Isaiah 11:6 - Ellicott's Commentary On The Whole Bible

Bible Comments

The wolf also shall dwell with the lamb... — It is significant of the prophet’s sympathy with the animal world that he thinks of that also as sharing in the blessings of redemption. Rapine and cruelty even there were to him signs of an imperfect order, or the consequences of a fall, even as to St. Paul they witnessed of a “bondage of corruption” (Romans 8:21). The very instincts of the brute creation should be changed in “the age to come,” and “the lion should eat straw like the ox.” Men have discussed the question whether and when the words shall receive a literal fulfilment, and the answer to that question lies behind the veil. It may be that what we call the laws of animal nature in these respects are tending to a final goal, of which the evolution that has tamed the dog, the bull, the horse, is as it were a pledge and earnest (Soph., Antig., 342-351). It may be, however, that each form of brute cruelty was to the prophet’s mind the symbol of a human evil, and the imagery admits, therefore, of an allegorical rather than a literal interpretation.
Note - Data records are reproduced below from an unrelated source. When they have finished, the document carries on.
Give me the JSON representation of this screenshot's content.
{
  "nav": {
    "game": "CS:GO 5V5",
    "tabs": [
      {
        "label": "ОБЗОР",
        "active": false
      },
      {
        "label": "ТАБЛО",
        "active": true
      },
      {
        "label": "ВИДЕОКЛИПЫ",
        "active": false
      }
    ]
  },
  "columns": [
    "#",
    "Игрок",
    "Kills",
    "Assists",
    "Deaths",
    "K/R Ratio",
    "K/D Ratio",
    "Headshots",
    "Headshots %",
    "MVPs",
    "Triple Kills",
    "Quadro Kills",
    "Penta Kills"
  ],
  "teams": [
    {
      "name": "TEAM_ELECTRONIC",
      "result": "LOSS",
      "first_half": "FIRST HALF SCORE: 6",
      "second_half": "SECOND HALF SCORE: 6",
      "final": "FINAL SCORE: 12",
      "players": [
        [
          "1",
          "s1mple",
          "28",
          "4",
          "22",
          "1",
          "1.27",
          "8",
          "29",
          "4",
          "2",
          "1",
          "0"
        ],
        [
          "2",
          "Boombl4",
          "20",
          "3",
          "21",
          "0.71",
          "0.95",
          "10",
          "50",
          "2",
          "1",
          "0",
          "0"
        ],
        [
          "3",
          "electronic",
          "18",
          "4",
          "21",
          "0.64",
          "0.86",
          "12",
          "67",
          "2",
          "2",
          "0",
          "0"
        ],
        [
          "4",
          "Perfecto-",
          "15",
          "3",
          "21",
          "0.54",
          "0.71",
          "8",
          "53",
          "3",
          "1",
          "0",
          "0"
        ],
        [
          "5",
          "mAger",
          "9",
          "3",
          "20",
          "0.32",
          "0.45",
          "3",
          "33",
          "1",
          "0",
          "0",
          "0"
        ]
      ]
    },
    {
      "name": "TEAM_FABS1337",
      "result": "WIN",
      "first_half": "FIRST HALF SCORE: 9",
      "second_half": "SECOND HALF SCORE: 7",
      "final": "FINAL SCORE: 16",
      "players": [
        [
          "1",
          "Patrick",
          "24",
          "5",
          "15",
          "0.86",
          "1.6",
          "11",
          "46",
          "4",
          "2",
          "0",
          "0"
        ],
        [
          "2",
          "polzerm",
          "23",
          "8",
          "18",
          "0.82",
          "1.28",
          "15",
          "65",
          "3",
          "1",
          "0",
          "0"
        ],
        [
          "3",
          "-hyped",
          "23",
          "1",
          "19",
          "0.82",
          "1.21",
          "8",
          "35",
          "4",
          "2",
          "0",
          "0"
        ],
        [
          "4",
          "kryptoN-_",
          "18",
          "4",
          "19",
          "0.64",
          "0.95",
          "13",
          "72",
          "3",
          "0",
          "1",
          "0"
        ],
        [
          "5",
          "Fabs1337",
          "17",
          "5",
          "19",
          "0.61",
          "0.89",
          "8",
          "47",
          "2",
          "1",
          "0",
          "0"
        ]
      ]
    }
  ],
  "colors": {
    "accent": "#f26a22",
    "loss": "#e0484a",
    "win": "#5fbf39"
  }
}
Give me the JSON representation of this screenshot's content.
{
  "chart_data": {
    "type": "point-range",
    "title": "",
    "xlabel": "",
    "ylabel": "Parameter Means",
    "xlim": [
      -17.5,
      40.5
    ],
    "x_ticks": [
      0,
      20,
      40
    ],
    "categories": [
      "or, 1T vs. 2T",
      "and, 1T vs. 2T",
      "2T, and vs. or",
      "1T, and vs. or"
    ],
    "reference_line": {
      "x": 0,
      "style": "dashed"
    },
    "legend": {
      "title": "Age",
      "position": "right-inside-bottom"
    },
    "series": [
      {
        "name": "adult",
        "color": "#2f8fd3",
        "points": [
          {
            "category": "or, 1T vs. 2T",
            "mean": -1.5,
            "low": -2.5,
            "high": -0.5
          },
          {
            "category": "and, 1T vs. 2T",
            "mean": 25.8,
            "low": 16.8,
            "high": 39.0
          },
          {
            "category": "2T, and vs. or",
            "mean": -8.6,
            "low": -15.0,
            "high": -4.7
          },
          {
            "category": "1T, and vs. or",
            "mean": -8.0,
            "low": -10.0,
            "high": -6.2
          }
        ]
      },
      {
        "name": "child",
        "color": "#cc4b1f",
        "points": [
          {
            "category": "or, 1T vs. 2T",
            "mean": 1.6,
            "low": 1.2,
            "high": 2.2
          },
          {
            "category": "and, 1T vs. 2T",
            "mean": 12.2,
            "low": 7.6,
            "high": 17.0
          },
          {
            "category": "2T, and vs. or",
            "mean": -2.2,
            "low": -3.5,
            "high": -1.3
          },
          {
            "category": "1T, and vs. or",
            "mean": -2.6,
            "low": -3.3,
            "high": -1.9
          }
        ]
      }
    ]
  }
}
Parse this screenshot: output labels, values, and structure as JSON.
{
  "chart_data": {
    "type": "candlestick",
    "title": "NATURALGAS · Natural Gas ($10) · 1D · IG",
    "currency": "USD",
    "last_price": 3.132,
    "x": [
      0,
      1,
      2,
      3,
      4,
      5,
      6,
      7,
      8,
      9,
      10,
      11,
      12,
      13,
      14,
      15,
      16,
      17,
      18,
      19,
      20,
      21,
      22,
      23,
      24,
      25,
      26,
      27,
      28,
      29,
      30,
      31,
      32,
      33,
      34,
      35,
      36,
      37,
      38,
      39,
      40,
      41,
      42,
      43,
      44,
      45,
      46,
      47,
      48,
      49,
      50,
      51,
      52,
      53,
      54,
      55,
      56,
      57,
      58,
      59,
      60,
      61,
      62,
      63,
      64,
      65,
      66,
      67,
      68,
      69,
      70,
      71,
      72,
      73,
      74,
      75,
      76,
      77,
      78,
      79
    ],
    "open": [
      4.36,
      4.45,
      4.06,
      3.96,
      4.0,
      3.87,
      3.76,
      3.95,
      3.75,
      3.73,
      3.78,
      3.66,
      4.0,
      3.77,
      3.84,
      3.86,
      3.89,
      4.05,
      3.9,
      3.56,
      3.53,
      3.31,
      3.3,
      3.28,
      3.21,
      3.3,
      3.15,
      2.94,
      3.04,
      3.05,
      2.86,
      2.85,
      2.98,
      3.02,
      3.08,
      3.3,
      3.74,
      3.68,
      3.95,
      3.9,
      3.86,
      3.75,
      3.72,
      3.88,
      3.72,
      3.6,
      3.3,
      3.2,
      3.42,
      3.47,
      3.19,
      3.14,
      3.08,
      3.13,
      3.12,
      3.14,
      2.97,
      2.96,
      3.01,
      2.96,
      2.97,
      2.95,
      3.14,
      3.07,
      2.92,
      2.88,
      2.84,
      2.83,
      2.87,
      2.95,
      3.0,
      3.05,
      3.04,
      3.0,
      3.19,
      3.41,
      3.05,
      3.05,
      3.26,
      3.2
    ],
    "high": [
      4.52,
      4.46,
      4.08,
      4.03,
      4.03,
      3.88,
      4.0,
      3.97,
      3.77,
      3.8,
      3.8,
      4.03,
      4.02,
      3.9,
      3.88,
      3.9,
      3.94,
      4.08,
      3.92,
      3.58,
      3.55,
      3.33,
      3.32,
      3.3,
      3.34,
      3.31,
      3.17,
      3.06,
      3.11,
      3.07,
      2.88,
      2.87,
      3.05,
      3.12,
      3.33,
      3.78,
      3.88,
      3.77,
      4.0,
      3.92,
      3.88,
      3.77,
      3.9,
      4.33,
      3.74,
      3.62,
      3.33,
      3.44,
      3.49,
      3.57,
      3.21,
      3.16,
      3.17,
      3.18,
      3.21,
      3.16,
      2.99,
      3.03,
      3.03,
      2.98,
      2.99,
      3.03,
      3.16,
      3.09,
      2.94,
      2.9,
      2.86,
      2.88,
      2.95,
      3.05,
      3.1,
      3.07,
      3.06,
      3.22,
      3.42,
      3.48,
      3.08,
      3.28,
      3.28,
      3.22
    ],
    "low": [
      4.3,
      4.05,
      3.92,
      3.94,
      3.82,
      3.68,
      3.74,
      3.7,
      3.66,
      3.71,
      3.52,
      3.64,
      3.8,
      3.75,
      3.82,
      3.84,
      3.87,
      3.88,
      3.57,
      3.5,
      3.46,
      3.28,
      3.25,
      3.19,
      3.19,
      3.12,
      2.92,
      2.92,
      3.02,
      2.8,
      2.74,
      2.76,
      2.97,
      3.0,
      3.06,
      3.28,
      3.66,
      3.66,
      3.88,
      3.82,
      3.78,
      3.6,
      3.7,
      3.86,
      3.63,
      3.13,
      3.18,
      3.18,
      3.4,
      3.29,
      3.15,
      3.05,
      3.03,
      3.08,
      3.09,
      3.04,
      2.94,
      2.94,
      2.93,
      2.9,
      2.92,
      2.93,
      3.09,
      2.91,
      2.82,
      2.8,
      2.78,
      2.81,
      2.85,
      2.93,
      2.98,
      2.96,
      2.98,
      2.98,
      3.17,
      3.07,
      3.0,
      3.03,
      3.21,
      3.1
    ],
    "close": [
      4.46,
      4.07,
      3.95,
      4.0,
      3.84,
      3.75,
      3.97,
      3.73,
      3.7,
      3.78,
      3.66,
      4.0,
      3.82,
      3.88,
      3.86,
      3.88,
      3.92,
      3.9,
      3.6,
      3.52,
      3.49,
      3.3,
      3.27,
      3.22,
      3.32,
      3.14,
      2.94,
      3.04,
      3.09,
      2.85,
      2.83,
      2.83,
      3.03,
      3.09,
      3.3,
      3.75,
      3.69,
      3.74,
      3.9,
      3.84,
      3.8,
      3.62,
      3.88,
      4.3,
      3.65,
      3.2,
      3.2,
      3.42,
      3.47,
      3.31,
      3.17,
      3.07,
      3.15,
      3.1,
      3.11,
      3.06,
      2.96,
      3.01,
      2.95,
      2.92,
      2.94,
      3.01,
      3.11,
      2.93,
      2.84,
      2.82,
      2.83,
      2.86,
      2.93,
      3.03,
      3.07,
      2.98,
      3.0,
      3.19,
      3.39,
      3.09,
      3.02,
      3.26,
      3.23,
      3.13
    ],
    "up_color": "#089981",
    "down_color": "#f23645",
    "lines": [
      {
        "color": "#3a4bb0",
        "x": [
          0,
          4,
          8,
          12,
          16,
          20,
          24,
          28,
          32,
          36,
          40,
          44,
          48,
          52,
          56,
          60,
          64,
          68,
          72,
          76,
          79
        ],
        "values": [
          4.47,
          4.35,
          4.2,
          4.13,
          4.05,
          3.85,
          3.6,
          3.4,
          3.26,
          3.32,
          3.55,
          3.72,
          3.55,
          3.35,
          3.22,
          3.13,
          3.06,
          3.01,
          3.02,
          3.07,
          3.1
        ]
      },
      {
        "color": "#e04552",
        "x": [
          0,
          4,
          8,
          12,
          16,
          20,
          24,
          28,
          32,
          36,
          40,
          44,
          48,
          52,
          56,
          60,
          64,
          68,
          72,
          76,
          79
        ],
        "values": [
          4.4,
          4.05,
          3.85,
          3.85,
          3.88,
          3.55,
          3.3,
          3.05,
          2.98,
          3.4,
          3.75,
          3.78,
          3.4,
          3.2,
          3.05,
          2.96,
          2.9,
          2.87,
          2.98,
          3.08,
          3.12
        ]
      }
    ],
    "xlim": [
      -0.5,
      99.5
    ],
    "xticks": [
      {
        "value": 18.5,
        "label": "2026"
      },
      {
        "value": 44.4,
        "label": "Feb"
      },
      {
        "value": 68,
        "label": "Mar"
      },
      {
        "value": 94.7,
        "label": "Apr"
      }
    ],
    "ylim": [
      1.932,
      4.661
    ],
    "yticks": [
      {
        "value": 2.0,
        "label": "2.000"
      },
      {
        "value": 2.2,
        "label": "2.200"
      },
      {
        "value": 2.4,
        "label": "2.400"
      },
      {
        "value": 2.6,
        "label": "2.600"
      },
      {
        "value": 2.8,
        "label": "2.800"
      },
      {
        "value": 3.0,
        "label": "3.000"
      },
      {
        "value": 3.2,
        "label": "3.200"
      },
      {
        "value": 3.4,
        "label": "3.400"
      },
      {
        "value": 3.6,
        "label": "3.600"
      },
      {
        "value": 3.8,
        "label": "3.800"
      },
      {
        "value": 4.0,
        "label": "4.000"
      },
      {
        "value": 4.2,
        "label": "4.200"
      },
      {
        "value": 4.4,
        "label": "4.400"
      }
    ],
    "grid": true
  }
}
The classical student will remember the striking parallelism of the fourth Eclogue of Virgil, which, in its turn, may have been a far-off echo of Isaiah’s thoughts, floating in the air or embodied in apocryphal Sibylline Oracles among the Jews of Alexandria and Rome.

Isaiah 11:6

6 The wolf also shall dwell with the lamb, and the leopard shall lie down with the kid; and the calf and the young lion and the fatling together; and a little child shall lead them.